Modern experimental platforms generate large sets of often noisy data that requires its processing by appropriate analytic and statistical methods. High-confidence data interpretation is built upon correct application of methods such as statistical models and pattern recognition. Furthermore, proper visualization of the results helps presenting and understanding the results. This course introduces the students to the main concepts of biostatistics, data analysis and visualization, so they understand the principles to design and apply work flows that handle a certain data type. The course will have a theoretical and a practical part, with the objective to provide general understanding of data analysis and application of bioinformatics tools.

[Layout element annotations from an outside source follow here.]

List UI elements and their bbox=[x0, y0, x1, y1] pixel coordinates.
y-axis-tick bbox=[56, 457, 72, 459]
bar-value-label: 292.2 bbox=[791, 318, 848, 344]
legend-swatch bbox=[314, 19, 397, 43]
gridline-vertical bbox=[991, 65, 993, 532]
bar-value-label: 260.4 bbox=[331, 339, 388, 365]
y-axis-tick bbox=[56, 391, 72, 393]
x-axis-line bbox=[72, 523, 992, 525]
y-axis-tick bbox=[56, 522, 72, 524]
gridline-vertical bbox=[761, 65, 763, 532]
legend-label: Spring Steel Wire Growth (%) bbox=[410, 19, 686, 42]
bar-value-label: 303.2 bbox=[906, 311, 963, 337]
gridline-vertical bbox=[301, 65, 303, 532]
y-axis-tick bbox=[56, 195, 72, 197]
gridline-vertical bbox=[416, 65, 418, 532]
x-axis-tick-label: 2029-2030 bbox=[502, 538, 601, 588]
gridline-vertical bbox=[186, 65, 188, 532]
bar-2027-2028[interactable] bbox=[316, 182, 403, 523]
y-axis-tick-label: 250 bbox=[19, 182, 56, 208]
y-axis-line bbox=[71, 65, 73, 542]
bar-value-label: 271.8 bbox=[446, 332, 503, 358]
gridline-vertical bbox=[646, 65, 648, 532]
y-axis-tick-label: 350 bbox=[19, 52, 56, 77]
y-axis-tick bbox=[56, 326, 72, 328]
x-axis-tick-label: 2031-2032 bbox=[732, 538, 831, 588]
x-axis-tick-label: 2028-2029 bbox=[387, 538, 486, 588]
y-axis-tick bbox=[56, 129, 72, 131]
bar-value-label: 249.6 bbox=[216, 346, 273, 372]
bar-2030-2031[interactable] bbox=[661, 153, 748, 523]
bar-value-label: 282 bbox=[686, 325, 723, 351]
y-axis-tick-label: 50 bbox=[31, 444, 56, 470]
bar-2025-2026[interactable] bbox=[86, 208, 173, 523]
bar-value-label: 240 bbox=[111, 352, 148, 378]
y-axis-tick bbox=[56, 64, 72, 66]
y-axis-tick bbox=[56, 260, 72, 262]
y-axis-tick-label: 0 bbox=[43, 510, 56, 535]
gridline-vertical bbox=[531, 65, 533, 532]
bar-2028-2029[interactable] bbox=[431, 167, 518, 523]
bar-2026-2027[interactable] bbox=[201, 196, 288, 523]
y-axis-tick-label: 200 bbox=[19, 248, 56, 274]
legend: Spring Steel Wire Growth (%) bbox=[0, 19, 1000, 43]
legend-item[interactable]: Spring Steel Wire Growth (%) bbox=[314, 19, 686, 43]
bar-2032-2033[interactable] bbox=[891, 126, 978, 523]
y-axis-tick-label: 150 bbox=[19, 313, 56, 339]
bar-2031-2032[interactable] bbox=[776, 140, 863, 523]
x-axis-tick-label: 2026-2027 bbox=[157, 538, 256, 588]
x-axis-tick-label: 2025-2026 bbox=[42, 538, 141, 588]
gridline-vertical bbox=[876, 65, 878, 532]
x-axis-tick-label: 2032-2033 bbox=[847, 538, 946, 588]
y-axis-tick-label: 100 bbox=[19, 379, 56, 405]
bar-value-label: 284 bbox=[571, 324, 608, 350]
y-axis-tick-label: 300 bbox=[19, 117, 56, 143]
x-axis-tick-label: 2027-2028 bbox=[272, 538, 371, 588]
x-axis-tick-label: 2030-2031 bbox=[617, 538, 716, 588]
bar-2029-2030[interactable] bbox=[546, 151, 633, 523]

Among currently available software suits, the R scripting language became very popular to deal with biostatistics and analysis of large data sets, as it (i) provides a vast number of statistical tools, (ii) allows adaptation of the analysis to any experimental design, (iii) offers simple commands to operate on entire data sets, (iv) provides a wide range of methods for data visualization and (v) has a large and active community of researchers developing new tools. However, it requires the user to acquire scripting skills to take advantage of the many features.
The course will introduce the students to basic programming of R scripts, data visualization and basic statistical models necessary to deal with data from modern high-throughput experiments.
The following main topics are contained in the course:
- basic probability
- different types of data modeling
- basic statistical models
- data visualization
- data interpretation
- basic multi-variate analysis
Students taking the course are expected to:
- Have knowledge in statistics
- Understand the basic principles of molecular biology
The learning objectives of the course are that the student demonstrates the ability to:
- independently analyze biological data sets.
- work with large data amounts and carry out standard statistical analysis to identify relevant features.
- use standard algorithms for multi-variate analysis
- design scripts for detailed visualization of their results.
- apply tools for data interpretation.
- know how to objectively discuss applied data analysis methods presented e.g. in publications.